I'd be particularly interested to know whether the figure in the middle is a special case of some other function, and similarly with the curlicues on the axes. (I have a good idea of what the polka dots are.)

Pre-emptive note: I had no trouble plotting the other thing mentioned ($\sin^2 x + \sin^2 y = 1$), so you needn't bother including that in your answer.

EDIT: After looking at @Jean Marie's answer below, I plotted the graph of $$(x^2 + y^2) - \frac{x^6 + y^6}{6} = 1,$$ reasoning that near the origin a few terms of the Taylor series might help. The resulting graph was quite similar to the strange shape near the origin in thing above. Somewhat unexpectedly (at least for a callow neophyte like me), a much closer approximation (shapewise) was offered by $$x^2 + y^2 - \frac{x^4 + y^4}{4} = 1$$

In case it is of any use, here is a picture (from Desmos) of the two plots I mentioned.

In the figure above, the blue is the sextic and the red the quartic.

Solution 1:

The surface of equation $$z=\sin x+\sin y$$ has the shape of an "egg tray". It has maxima $z=2$ on a periodic grid, and this is why the level curves $z=1$ are regularly spaced approximate circles.

Now if we replace $x$ by $x^2$, we deform space horizontally so that $x^2$ increases faster and faster, giving a "compression effect".

By replacing $y$ with $y^2$, we get the effect on both axis.

Of course, the picture is symmetric by reflection, as the square function is even.

Remains to explain the "spikes" against the axis.
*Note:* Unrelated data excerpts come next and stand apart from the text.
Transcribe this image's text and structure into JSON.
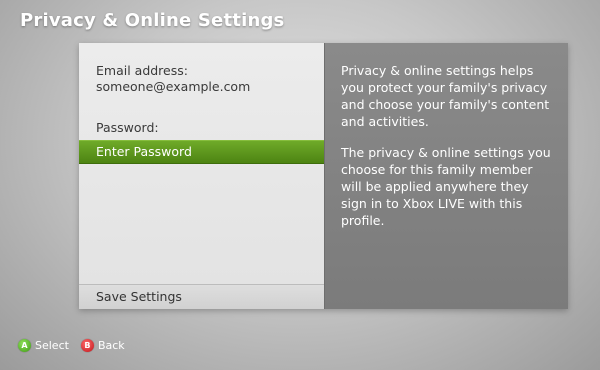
{
  "header": {
    "title": "Privacy & Online Settings"
  },
  "form": {
    "email_label": "Email address:",
    "email_value": "someone@example.com",
    "password_label": "Password:",
    "password_button": "Enter Password",
    "save_button": "Save Settings"
  },
  "description": {
    "paragraph1": "Privacy & online settings helps you protect your family's privacy and choose your family's content and activities.",
    "paragraph2": "The privacy & online settings you choose for this family member will be applied anywhere they sign in to Xbox LIVE with this profile."
  },
  "footer": {
    "a_glyph": "A",
    "a_label": "Select",
    "b_glyph": "B",
    "b_label": "Back"
  },
  "colors": {
    "accent_green": "#5e9a1e",
    "info_panel": "#828282",
    "a_button": "#3f9a15",
    "b_button": "#c0141a"
  },
  "icons": {
    "a_button": "a-button-icon",
    "b_button": "b-button-icon"
  }
}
If $y$ is small,

$$\sin x^2+\sin y^2=1\to y\approx\sqrt{1-\sin x^2}=\sqrt2\left|\cos\frac{x^2}2\right|$$

shows them.

Solution 2:

The picture you gave can be seen as the contour line at $z=1$ of the surface with equation:

$$z=\sin(x^2)+\sin(y^2)=2\sin\left(\frac{x^2+y^2}2\right)\cos\left(\frac{x^2-y^2}2\right)\tag{1}$$

(the RHS has been given by DonAntonio).

Here is a representation of this surface together with a certain number of contour lines:

This 3D surface (similar to a compressed eggbox) provides a help for understanding what's happening.

For example, in the vicinity of $(0,0)$, we see an almost circular contour line, explained by the fact that, using the rightmost expression of (1) $z$ is equivalent to $x^2+y^2$ in this area.

Another example: the different lemniscate-shaped level lines are classical phenomena in the vicinity of saddle points.

Solution 3:

An idea: since $\;\sin x+\sin y=2\sin\left(\frac{x+y}2\right)\cos\left(\frac{x-y}2\right)\;$, the equation you have is equivalent to

$$\sin x^2+\sin y^2=1\iff\sin\left(\frac{x^2+y^2}2\right)\cos\left(\frac{x^2-y^2}2\right)=\frac12$$

Now, for example: from the left form above we can have $\;x^2=y^2=\frac\pi2+2k\pi\;,\;\;k\in\Bbb N\cup\{0\}\;$ (it must be $\;k\ge 0\;$ , of course...), or also

$$x^2=y^2=\begin{cases}\cfrac\pi6\\{}\\\cfrac{5\pi}6\end{cases}\;\;\;+\;2k\pi\;,\;\;k\in\Bbb N\cup\{0\}$$

and etc. From the right form of the equation above, we could as well get, for example,

$$\begin{cases}\cfrac{x^2+y^2}2=\cfrac\pi2\\{}\\\cfrac{x^2-y^2}2=\pm\cfrac\pi3\end{cases}\;\;\;+2k\pi\;,\;\;\;k\in\Bbb N\cup\{0\}$$

and etc. Solving the above infinite systems of equations gives the weird plot you got.